South Korea's deputy Unification Minister Hwang Boogi met with North Korea's Jon Jong Su, a deputy director of the Committee for the Peaceful Reunification of Korea, at the jointly-run Kaesong industrial zone a few miles north of their border on Friday.

The agenda for Friday's talks included "issues that will improve ties" between the North and the South, according to the South Korean government.

The meeting followed an agreement in August which ended an armed stand-off across the border.

North Korea has made it known it wants cross-border tours from the South to resume to the Mount Kumgang resort. The tours were suspended in 2008.

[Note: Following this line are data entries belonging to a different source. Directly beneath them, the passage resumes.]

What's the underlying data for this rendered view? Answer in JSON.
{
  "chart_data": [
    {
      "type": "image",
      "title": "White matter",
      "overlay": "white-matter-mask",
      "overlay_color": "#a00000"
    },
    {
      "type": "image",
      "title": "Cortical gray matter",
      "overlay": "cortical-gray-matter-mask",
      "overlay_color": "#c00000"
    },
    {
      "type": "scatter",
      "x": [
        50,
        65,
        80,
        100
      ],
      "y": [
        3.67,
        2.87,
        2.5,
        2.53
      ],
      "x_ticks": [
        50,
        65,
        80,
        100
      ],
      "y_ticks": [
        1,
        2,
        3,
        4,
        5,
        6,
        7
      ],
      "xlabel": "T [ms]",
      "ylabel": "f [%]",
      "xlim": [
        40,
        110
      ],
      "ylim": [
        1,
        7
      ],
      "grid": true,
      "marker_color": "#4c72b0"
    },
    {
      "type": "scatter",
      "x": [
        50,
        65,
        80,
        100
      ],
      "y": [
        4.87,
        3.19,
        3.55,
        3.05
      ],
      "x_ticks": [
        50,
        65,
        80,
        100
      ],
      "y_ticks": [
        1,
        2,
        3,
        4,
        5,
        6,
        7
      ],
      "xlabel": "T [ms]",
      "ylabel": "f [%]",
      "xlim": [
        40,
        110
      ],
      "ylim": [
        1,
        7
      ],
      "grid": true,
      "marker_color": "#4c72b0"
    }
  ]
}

A priority for South Korea is the organization of reunions of separated families on a regular basis. More than 60,000 elderly people are seeking relatives in the North who they have not seen in decades. Currently, only about one reunion is held each year and the number of participants is limited.

A family reunion in October
A family reunion in OctoberImage: picture-alliance/dpa/Kppa Pool

North and South Korea are still technically at war as the 1950-53 conflict ended in a truce, not a treaty. In early 2010 a South Korean navy ship was sunk, adding to tensions and ending ties between the two countries.

"Between South and North, there are many issues to discuss and resolve. We will do our best to work them out step by step," Hwang, the chief South Korean delegate, said ahead of the talks.

Bombs and human rights

North Korean leader Kim Jong Un made an oblique claim on Thursday to the development of a hydrogen bomb although the Communist nation's technical capacity for developing such a device was doubted by both US and South Korean officials.

Also on Thursday, the United Nations Security Council held its second meeting on human rights in North Korea. This was despite the opposition of four member countries, including China.

The UN meeting was chaired by the United States. Ambassador Samantha Power said North Korea's rights abuses represented "a level of horror unrivalled in the world."